In der zehnten Minute der Nachspielzeit schubst Germán Pezzella Weghorst 20 Meter vor dem eigenen Tor um. Wenn wir über dumme Fouls reden, war das eines der dümmsten. Und wurde mit List und Klasse gnadenlos bestraft. Wie ein Moment alles, wirklich alles, verändern kann! Berghuis, der sieben Minuten zuvor aus bester Lage vergeben hatte, spielt in der Freistoß-Verlosung nun nicht mehr mit. Die, die jetzt in der Verantwortung sind, entscheiden anders. Statt den Freistoß direkt auszuführen, spielt Teun Koopmeiners unter der hüpfenden Mauer hindurch einen Pass auf Weghorst, der den Ball brillant annimmt und aus elf Metern im rechten Eck versenkt - unfassbar! Das Maximum an Euphorie und Erschütterung verdichtet in einem Moment. Schon vor zwei Jahren hatte der Stürmer, der mittlerweile bei Besiktas Istanbul spielt, Arminia Bielefeld auf diese Weise blamiert. Damals nach 20 gespielten Minuten, nicht mit der letzten Szene in einem WM-Viertelfinale.

Weit abseits dieser wilden Sekunden und Szenen im argentinischen Strafraum hockt der niederländische Torwart Andries Noppert nahe der Mittellinie. Um ihn herum eine himmelblaue Wand, unter ihm der grüne Rasen des Lusail und irgendwo in weiter Ferne der Rest. Andries Noppert, 28 Jahre, 2,03 Meter groß, fünf Länderspiele. Debüt bei der WM in Katar. Was für eine Geschichte, früher Kettenraucher, Trinker, zwischendurch arbeitslos - und nun in Gedanken verhaftet irgendwo zwischen seiner irren Karriere und der Hoffnung auf das Wunder.

Van Dijk leitet das Scheitern ein

Wieder hinein in den Trubel: Alles scheint nun möglich, Fußball in seiner pursten, in seiner schönsten Variante.

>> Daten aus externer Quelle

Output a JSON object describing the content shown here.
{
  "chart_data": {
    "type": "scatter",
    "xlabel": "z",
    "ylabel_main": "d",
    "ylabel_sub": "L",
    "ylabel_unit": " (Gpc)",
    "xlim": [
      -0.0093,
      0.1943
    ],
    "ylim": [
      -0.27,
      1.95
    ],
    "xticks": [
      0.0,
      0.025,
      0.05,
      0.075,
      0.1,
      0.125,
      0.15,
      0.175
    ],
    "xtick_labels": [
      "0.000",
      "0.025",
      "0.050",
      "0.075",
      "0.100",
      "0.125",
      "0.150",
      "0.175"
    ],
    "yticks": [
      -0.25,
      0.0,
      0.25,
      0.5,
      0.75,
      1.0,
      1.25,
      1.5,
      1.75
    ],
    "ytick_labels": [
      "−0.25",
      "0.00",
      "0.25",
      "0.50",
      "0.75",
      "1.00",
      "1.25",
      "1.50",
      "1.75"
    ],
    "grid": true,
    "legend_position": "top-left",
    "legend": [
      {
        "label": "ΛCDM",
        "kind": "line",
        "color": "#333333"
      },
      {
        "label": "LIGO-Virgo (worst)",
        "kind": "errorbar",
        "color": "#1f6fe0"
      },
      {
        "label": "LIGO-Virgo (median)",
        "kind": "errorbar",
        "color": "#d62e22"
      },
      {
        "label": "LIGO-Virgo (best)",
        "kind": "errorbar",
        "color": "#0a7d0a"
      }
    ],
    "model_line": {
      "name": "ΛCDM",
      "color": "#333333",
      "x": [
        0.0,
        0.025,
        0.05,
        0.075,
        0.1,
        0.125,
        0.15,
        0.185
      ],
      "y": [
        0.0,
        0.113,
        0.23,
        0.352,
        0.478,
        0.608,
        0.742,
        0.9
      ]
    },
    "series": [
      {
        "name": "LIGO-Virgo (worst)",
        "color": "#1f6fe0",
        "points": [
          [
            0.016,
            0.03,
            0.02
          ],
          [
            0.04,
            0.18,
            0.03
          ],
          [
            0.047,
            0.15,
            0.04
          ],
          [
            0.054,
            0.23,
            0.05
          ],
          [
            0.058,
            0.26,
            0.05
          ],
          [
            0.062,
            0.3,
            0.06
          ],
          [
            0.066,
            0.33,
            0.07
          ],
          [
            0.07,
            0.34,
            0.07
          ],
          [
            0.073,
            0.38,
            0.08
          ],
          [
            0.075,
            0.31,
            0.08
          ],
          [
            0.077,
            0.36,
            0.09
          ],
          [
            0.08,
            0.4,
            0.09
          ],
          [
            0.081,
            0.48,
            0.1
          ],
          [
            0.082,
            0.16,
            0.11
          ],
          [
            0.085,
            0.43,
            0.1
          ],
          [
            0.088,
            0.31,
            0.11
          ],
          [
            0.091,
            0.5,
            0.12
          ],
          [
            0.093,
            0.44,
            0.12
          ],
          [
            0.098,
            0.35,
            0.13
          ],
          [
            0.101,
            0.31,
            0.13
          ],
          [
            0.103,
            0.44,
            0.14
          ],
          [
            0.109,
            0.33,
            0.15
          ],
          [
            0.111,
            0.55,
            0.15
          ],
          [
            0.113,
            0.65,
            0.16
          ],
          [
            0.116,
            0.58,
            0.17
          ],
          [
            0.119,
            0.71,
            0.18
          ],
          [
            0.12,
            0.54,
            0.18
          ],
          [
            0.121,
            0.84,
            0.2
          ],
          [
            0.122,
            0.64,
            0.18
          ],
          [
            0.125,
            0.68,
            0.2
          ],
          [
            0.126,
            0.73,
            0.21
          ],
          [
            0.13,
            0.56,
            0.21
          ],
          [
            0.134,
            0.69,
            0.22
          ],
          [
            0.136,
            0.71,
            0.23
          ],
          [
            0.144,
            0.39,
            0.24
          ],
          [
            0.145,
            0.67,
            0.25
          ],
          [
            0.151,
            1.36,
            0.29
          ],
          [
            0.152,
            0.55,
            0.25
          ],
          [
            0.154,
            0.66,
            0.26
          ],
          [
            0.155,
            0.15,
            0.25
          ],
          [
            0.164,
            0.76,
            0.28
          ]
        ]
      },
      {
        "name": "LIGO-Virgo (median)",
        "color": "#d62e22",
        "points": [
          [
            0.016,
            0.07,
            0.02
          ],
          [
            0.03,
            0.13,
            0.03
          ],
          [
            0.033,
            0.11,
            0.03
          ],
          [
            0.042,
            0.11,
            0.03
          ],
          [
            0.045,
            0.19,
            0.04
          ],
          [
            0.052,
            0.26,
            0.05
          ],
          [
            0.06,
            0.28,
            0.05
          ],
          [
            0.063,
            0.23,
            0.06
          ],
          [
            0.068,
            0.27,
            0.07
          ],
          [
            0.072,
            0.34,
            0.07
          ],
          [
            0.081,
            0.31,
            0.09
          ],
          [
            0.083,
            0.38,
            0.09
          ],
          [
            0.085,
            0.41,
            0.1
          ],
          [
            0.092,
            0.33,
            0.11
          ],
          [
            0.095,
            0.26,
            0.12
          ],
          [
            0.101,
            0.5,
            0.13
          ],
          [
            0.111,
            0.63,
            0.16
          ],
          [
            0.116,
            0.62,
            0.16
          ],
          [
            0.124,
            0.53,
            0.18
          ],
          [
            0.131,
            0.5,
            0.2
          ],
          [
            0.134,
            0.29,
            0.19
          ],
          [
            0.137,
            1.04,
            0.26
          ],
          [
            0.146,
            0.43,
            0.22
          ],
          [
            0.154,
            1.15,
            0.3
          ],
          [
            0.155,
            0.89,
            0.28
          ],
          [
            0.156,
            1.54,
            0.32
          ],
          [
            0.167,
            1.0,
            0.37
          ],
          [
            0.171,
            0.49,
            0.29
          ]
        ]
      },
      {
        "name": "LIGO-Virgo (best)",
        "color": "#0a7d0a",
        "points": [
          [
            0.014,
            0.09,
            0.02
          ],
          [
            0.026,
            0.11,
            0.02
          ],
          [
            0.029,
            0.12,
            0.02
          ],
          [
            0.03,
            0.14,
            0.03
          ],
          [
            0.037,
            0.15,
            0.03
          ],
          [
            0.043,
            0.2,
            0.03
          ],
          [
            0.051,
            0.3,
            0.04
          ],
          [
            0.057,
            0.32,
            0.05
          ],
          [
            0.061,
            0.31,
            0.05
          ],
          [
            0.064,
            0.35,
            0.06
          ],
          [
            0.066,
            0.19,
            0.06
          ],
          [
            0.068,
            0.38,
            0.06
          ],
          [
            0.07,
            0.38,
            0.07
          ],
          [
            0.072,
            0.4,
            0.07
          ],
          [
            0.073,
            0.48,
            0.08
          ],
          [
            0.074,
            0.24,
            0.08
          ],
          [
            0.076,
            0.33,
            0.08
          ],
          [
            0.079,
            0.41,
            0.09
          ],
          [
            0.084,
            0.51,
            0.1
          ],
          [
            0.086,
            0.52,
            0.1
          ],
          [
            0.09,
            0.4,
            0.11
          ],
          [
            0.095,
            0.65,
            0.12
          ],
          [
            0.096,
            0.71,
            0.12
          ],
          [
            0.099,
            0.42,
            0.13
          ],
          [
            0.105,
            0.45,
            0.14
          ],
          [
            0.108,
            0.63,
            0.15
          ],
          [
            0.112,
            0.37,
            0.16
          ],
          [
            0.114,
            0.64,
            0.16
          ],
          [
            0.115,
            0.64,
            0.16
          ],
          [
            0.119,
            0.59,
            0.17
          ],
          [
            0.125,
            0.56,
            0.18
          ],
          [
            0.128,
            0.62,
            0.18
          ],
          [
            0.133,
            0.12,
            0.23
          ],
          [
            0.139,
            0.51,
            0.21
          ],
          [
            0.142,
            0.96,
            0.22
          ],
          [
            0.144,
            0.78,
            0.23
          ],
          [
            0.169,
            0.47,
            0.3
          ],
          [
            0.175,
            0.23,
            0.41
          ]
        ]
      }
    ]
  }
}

Und als die Partie auf das Duell vom Punkt zusteuert, raffen sich die emotional überforderten Argentinier noch einmal mächtig auf. Einen Schuss von Lautaro Martinez fälscht Virgil van Dijk gerade noch so ab. Dann scheitert Enzo Fernandez zweimal, zunächst landet ein Versuch auf dem Tordach, dann pariert Noppert weltklasse. Dann Elfmeterschießen, keine Atempause. Van Dijk übernimmt als Kapitän Verantwortung - und scheitert. Messi trifft souverän. Anders als bei den Brasilianern am Nachmittag treten hier direkt die Stars an. Was für ein Showdown. Auch Berghuis vergibt, wieder war Martinez dran. Als Fernandez als vierter Argentinier zum ersten Mal auslässt, keimt Hoffnung auf - doch Noppert ist gegen den finalen Versuch von Martinez chancenlos, 4:3, Ekstase.

Am Mittelkreis fallen die Argentinier derweil mit hässlichen Häme-Gesten über die Niederländer her. Sie rennen in ihr Glück, sie rennen ihrem Traum entgegen. Messis letzte Reise geht weiter, was für eine Zwischenstation. Der Fußball, und mit ihm der vielleicht beste Spieler aller Zeiten, hatten sich an diesem surrealen Abend die von so vielen Skandalen erschütterte WM zurückerobert.

(Dieser Artikel wurde am Samstag, 10. Dezember 2022 erstmals veröffentlicht.)